どの世界も同じだと思いますが、苦労せずに身に付くものなんかないでしょ。でも、料理人の世界は普通の会社とは違うかもしれませんね。修行を始めたころは、一人前になるためなら何でもします!という気合がすごかった。また、そうでなければ務まらない世界だと思います。料理学校を卒業した後、いくつかのお店で働きながら修業させてもらいましたが、料理を教えてもらえることが先決で、お金は二の次三の次。板場はもちろん、プライベートもすべて修行の日々でした。親方の一挙手一投足に気を配り…、先輩に怒られるのは当り前の世界。厳しい日々だったけど、辛いとか、辞めたいとかは全く思わなかった。でも一度だけ、先輩と喧嘩して不本意にも鎌倉のお店を辞めてしまったことがあります。
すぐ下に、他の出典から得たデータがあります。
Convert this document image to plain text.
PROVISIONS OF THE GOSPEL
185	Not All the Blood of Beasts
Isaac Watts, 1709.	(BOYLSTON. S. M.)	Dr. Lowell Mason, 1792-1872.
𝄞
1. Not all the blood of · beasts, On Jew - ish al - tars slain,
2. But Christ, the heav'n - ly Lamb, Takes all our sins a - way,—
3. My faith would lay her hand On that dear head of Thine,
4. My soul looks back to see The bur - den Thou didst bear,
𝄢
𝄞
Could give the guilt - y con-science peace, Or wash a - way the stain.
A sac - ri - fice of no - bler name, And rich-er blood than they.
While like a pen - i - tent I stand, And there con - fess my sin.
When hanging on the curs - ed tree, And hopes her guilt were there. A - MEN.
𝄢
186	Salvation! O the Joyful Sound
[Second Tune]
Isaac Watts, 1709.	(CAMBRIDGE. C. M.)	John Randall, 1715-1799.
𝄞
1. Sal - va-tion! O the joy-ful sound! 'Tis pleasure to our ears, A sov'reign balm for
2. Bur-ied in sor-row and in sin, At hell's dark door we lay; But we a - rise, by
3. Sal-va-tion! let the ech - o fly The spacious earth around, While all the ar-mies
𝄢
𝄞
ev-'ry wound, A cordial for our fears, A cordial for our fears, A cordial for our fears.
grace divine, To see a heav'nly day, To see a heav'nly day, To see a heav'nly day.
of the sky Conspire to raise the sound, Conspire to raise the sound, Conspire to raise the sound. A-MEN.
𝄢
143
そのときは、東京に帰る途中、電話帳で調べた箱根のホテルに飛び込んで「働かせてください」と…。そのまま箱根で働き始めた経験もありますよ。それだけ夢中でした。外食しても、この素材は?この味付けは?と、食べた気がしないような時期もありました。最近ですね、外食して食事を純粋に楽しめるようになったのは。

Q.3:

そんな修行時代を支えたものは何ですか?

吉岡:

「目標は絶対に実現する」という、根拠のない自信かな(笑)。修行って、キリがないし終わりがないもの。それこそ一生修行です。でも、この自信をすっかりなくしてしまったことがあります。約3年修行したホテルから、日本懐石の店に移った時です。ノウハウがまったく違っていたので、一からやり直しという感じだったからです。せっかく積み上げてきたものが崩れてしまった気がして、さすがに落ち込みました。